Week 4 Trust-Building & Community Engagement: Identify trusted messengers and outreach channels within historically marginalized communities. Deliverable: a draft outreach plan.

Week 5 Campaign Design & Health Communication: Translate the outreach plan into real campaign materials. Deliverable: a campaign asset package, including social posts, a flyer, and talking points.

Week 6 Grassroots Advocacy & Coalition Building: Execute outreach with real community partners and contacts. Interns never collect personal health information; all enrollment happens through the official ACS portal.

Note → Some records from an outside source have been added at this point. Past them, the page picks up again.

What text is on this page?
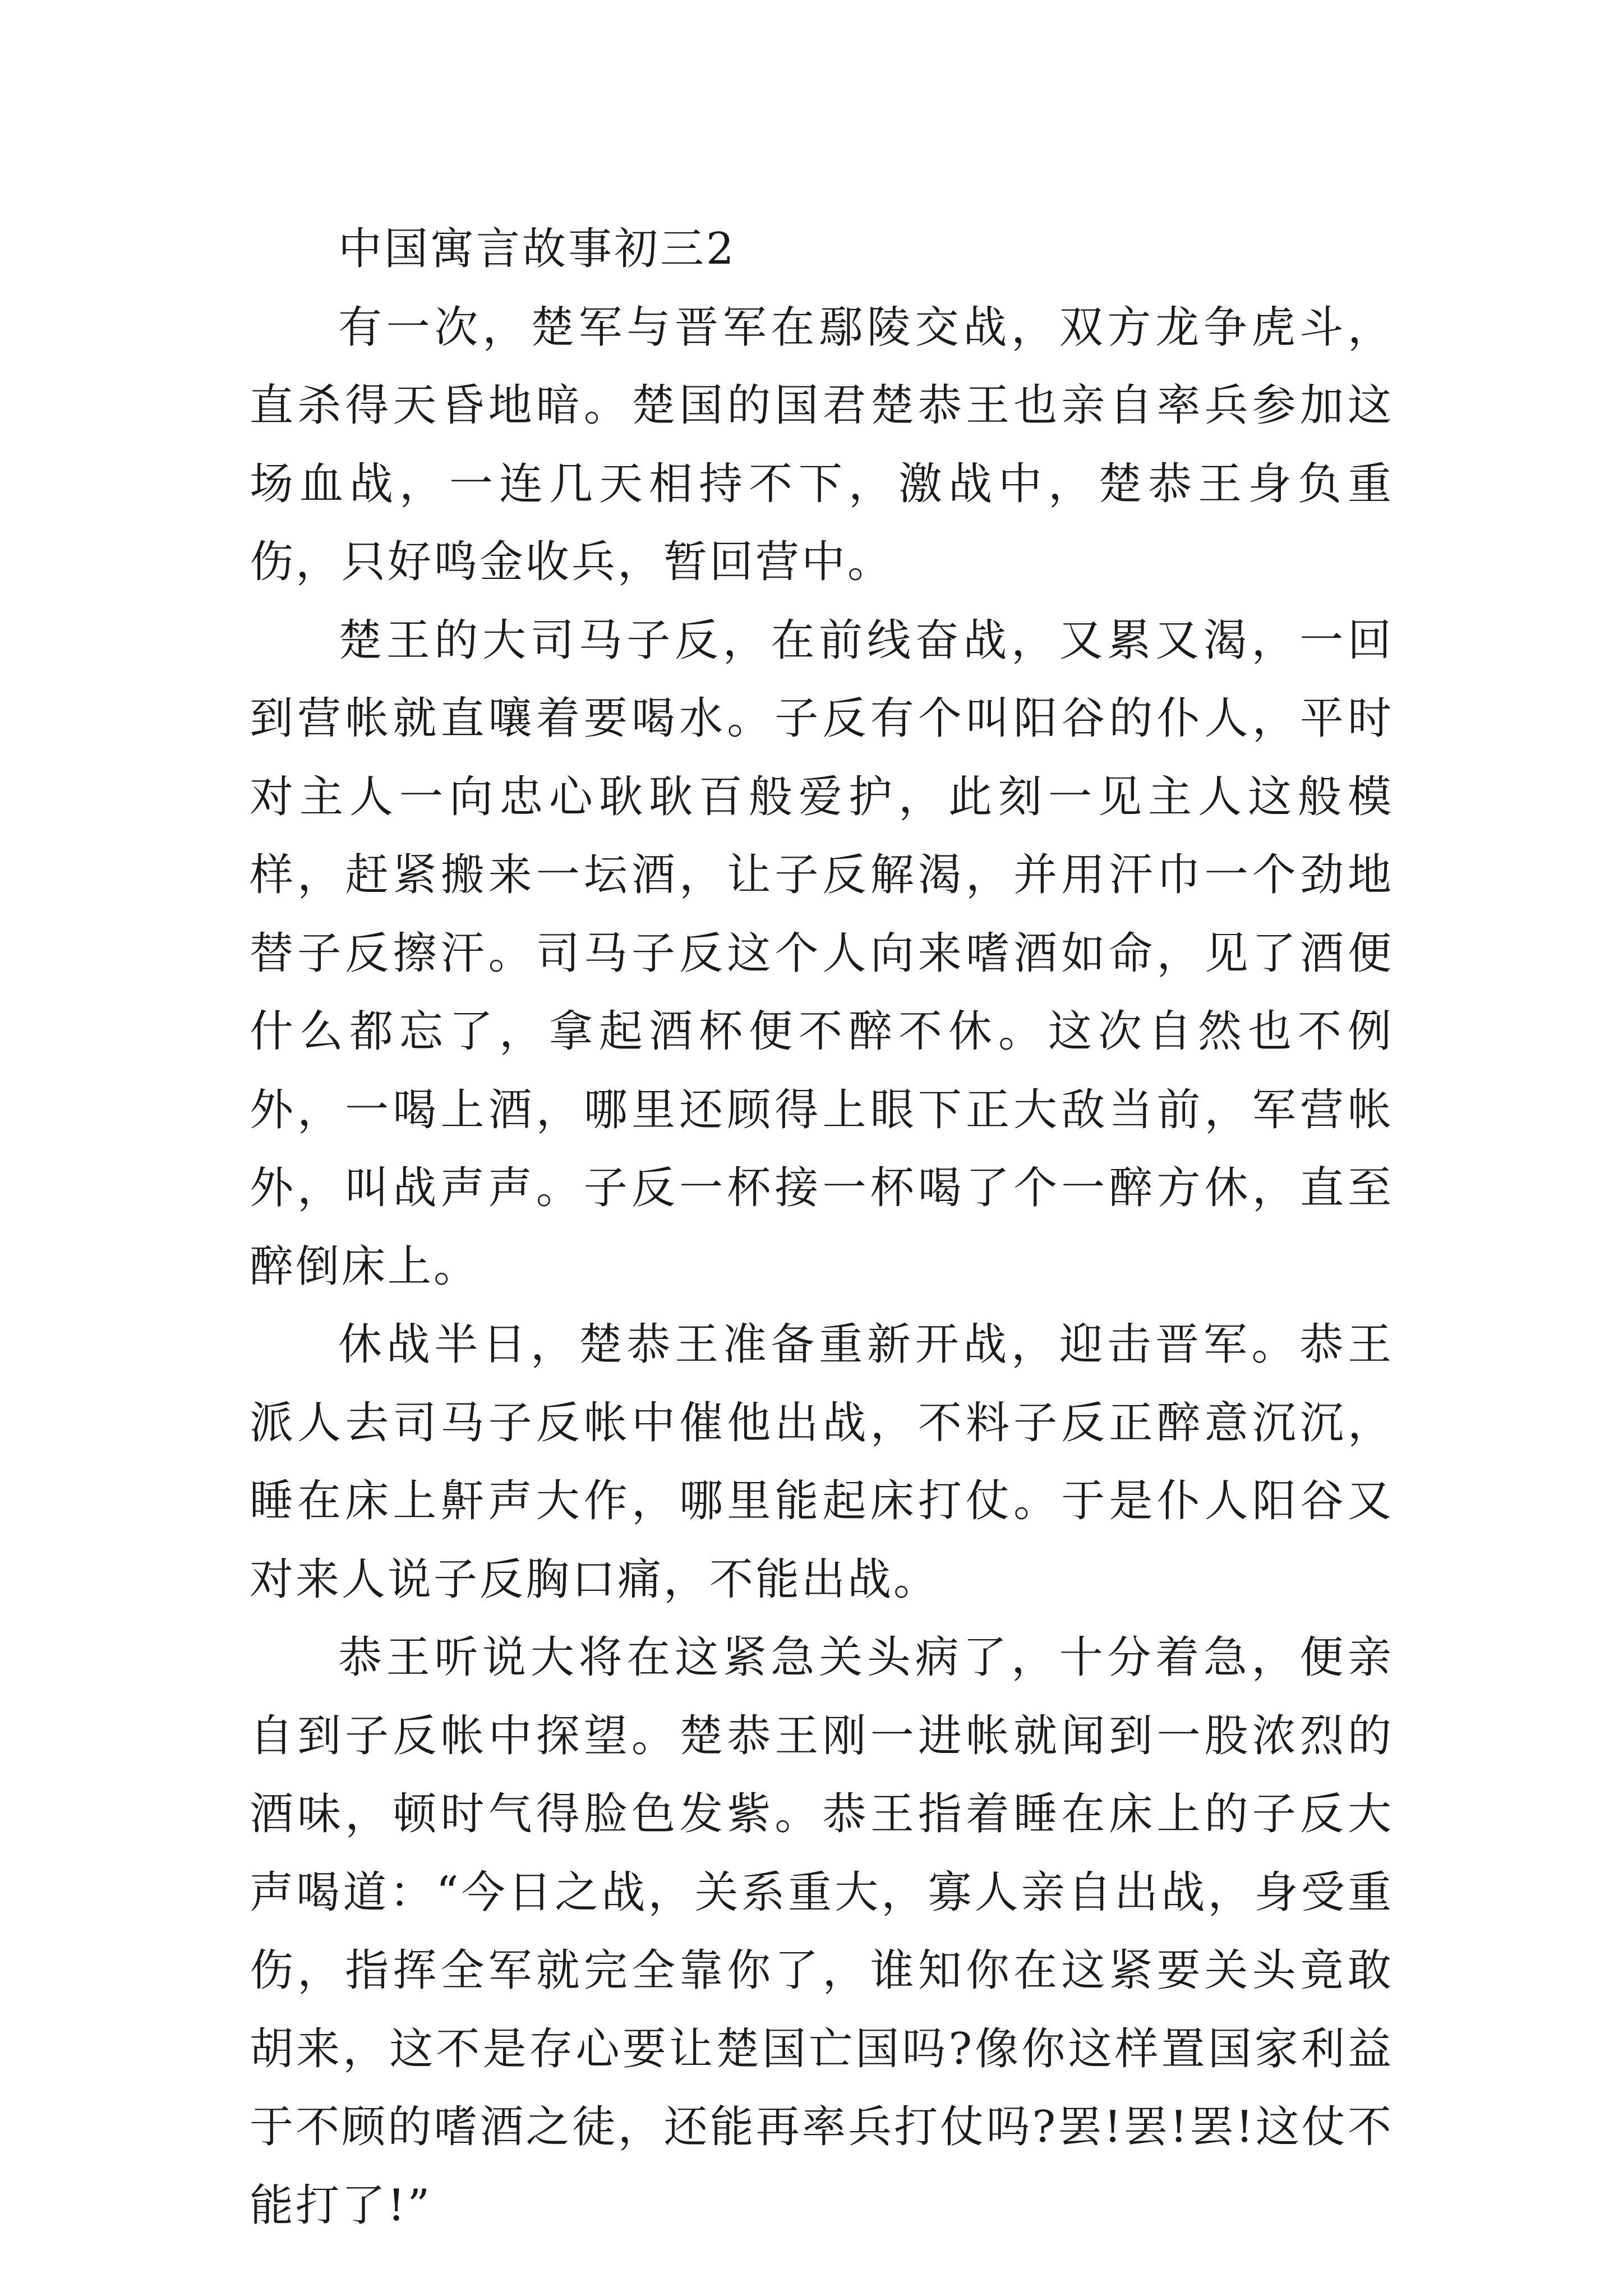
中国寓言故事初三2

有一次，楚军与晋军在鄢陵交战，双方龙争虎斗，直杀得天昏地暗。楚国的国君楚恭王也亲自率兵参加这场血战，一连几天相持不下，激战中，楚恭王身负重伤，只好鸣金收兵，暂回营中。

楚王的大司马子反，在前线奋战，又累又渴，一回到营帐就直嚷着要喝水。子反有个叫阳谷的仆人，平时对主人一向忠心耿耿百般爱护，此刻一见主人这般模样，赶紧搬来一坛酒，让子反解渴，并用汗巾一个劲地替子反擦汗。司马子反这个人向来嗜酒如命，见了酒便什么都忘了，拿起酒杯便不醉不休。这次自然也不例外，一喝上酒，哪里还顾得上眼下正大敌当前，军营帐外，叫战声声。子反一杯接一杯喝了个一醉方休，直至醉倒床上。

休战半日，楚恭王准备重新开战，迎击晋军。恭王派人去司马子反帐中催他出战，不料子反正醉意沉沉，睡在床上鼾声大作，哪里能起床打仗。于是仆人阳谷又对来人说子反胸口痛，不能出战。

恭王听说大将在这紧急关头病了，十分着急，便亲自到子反帐中探望。楚恭王刚一进帐就闻到一股浓烈的酒味，顿时气得脸色发紫。恭王指着睡在床上的子反大声喝道：“今日之战，关系重大，寡人亲自出战，身受重伤，指挥全军就完全靠你了，谁知你在这紧要关头竟敢胡来，这不是存心要让楚国亡国吗?像你这样置国家利益于不顾的嗜酒之徒，还能再率兵打仗吗?罢!罢!罢!这仗不能打了!”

Deliverable: an outreach log.

Week 7 Intergenerational Equity & Economic Freedom: Connect health access to economic ownership and narrative control, using the case study’s Byron Allen reflection questions.

Deliverable: a draft of the written analysis paper.
Week 8 Synthesis & Capstone: Finalize and present both capstone components to the Voice Up cohort.

Capstone Requirements
The capstone has two parts. The Outreach & Enrollment Project asks interns to plan, build, and execute a real awareness campaign supporting VOICES of Black Women enrollment, tracked through a weekly outreach log and summarized in a final report covering channels used, people reached, and partners engaged. The Written Analysis Paper, six to ten pages, addresses the historical research gap, Dr. Lee’s life as a case study in sustained purpose, the current public health crisis facing Black women, the economic dimension of exclusion, and concrete recommendations with each section explicitly applying at least one Voice Up Principle.

Competencies Developed
Public health equity and disparities analysis; community-based participatory research; trust-building in historically marginalized communities; campaign design and health communication; historical analysis of medical exploitation; grassroots advocacy and coalition building; intergenerational health equity; human rights framing of health access; and outreach and enrollment campaign execution.

Evaluation
Interns log weekly hours, submit each weekly deliverable on the Voice Up learning platform, and meet for a weekly one-on-one supervisor check-in to review progress and troubleshoot outreach challenges. Final evaluation considers completion and quality of all eight weekly deliverables, the integrity and reach of the outreach project, and the rigor of the written analysis, including how well it integrates the Voice Up Principles. A complete portfolio is submitted in Week 8 for practicum and credit documentation.

Resources & Contacts
VOICES of Black Women, American Cancer Society: a free, observational, online study for Black women ages 20 to 60, with no drugs or tests required. Contact or (800) 494-4113. Study site: voices.cancer.org. Enrollment portal: studyportal.cancer.org/enroll/voices. Featured reading: Opal Lee and What It Means to Be Free, written by Alice Faye Duncan and illustrated by Keturah A. Bobo.

Fuller Road, Alabama, and the stretch of highway Opal Lee walked out of Fort Worth, Texas, do not appear on the same map and were never meant to intersect. But measured by what each road was actually built to do close the distance between a truth and its recognition, mile by mile, conversation by conversation, generation by generation they were always headed toward the same place. That is, in the end, the only kind of freedom either family ever really had to offer: not a single date on a calendar, but a method for refusing to let the gap outlive the people who could close it.